In 2009, Dr. Betty Obura Ogange, an experienced educationist with multi-disciplinary background in language education, information systems and online pedagogy, was hired as Coordinator of eLearning. Her core brief was to help develop structures for mainstreaming eLearning at Maseno University and gradually support the lecturers to embrace new strategies of teaching, learning and research using ICT, in ways that would benefit students registered for Maseno University programmes regardless of their geographical location.

The eLearning Centre would later be established in 2011 as an eCampus under the Maseno University Statutes, with Dr. Ogange as the Director. The incoming Vice-Chancellor at the time, Prof. Dominic W. Makawiti, and the Deputy Vice-Chancellor in charge of Academic Affairs, Prof. Madara Ogot, were both ICT enthusiasts who saw the potential for improved services to all students through the eCampus. They supported the immediate funding, capacity building and human resource needs that would make this happen.

As founding Director, Dr.

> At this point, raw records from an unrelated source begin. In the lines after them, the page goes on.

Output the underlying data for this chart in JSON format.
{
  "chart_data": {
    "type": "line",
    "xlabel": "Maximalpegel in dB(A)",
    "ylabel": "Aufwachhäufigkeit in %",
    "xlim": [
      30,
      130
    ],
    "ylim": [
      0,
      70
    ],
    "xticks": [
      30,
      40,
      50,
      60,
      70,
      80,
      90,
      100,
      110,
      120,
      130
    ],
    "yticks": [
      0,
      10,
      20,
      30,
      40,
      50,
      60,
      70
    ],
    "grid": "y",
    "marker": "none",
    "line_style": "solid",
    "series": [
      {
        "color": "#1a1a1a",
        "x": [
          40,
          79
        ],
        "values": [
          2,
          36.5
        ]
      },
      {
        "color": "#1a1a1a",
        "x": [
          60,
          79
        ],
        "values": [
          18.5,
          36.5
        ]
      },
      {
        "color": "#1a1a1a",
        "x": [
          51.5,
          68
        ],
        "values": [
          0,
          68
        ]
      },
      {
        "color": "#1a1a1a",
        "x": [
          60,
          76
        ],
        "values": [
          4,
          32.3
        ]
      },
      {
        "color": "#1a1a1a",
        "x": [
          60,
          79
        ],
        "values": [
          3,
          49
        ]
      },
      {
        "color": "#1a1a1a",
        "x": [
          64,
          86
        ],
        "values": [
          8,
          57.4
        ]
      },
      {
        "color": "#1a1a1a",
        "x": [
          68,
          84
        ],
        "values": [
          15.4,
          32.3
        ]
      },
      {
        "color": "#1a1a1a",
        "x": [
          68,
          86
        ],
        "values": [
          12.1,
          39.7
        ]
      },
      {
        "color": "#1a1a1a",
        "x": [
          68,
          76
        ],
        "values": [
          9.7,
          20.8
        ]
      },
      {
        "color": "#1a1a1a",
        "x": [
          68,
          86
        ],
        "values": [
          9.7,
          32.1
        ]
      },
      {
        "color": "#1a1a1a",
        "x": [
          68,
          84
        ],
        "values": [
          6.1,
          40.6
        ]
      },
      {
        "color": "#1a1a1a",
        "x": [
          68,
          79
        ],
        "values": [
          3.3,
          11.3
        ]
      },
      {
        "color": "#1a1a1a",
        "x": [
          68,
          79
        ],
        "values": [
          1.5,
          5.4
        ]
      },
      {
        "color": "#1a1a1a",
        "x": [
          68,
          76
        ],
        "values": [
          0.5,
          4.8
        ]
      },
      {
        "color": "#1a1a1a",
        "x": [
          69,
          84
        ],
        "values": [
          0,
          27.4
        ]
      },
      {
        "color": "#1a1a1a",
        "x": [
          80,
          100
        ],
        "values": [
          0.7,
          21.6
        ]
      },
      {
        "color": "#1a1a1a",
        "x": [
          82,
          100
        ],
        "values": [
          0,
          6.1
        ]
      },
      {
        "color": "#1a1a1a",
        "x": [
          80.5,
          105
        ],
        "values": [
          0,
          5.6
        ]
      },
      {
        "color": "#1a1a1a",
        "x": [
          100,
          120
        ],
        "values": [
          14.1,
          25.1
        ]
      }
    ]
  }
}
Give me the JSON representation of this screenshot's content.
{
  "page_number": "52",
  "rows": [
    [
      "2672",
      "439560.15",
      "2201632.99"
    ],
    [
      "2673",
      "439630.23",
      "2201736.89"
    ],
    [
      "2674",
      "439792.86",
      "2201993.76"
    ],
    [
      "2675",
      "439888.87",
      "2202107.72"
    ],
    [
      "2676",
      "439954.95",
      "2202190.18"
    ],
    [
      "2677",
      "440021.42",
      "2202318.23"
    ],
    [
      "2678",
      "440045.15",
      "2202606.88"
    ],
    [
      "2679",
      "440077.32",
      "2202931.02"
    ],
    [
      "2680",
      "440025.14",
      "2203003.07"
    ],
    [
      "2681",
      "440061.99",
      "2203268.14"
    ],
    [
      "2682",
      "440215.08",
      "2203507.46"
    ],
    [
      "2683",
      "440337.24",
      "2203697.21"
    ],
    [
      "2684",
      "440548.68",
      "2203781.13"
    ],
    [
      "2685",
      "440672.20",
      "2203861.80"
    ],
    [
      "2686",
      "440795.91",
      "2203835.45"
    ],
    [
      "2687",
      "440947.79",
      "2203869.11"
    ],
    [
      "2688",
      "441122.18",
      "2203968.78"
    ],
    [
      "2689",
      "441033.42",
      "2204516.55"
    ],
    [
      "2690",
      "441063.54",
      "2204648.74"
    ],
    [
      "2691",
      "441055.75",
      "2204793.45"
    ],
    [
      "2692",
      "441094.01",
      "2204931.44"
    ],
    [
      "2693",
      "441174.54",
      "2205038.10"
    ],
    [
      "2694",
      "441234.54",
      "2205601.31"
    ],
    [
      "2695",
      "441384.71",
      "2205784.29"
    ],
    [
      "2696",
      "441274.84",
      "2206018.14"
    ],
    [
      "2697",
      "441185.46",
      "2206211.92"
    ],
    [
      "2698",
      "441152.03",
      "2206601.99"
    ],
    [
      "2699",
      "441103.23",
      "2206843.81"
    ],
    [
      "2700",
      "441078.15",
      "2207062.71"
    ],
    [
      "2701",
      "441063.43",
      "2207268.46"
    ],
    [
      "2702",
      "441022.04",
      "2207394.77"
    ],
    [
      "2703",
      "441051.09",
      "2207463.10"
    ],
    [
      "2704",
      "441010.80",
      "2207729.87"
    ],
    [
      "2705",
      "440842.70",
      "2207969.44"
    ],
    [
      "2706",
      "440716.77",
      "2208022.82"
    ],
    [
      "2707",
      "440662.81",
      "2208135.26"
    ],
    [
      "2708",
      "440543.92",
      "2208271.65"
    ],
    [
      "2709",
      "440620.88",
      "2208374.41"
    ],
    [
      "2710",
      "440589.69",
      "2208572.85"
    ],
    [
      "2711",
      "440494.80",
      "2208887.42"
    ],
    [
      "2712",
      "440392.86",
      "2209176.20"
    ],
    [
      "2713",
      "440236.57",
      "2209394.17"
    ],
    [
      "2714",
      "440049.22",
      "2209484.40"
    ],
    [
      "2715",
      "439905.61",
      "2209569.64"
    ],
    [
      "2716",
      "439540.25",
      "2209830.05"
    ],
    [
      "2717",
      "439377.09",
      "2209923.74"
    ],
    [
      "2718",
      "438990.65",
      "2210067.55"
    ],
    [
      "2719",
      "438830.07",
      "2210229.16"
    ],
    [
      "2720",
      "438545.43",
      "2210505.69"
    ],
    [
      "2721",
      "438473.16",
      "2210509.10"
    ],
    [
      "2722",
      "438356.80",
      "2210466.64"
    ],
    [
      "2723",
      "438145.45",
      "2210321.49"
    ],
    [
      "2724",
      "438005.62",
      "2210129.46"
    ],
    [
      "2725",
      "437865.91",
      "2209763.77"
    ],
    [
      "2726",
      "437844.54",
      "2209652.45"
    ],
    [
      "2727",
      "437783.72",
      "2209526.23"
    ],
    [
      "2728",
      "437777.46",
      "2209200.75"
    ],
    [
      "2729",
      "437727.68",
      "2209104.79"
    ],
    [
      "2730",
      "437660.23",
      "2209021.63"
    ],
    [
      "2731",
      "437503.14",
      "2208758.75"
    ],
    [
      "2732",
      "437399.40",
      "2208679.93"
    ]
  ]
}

Ogange worked with respective deans of schools and chairs of department, mobilised a team of technical and pedagogy experts as well as lecturers and administrative staff to evolve the structures, policies and systems that made the eCampus of Maseno University, the first of its kind in the region. Through the eCampus, the implementation of ICT in the curriculum at Maseno University had progressively moved from the understanding of ICT as a 'subject' to ICT as a 'resource' for learning.

A total of 17 programmes are currently offered at the eCampus for off-campus students located in Kenya, Uganda, Tanzania, Zambia and Nigeria, among other African countries. The eCampus continues to support a number of high-enrollment on-campus courses. For instance, the course PHT 112 HIV & AIDS Determinants, Prevention and Management is offered by the School of Public Health and Community Development and taken flexibly by an average of 2,000 - 3,000 students per semester, as it is a mandatory graduation requirement for all students.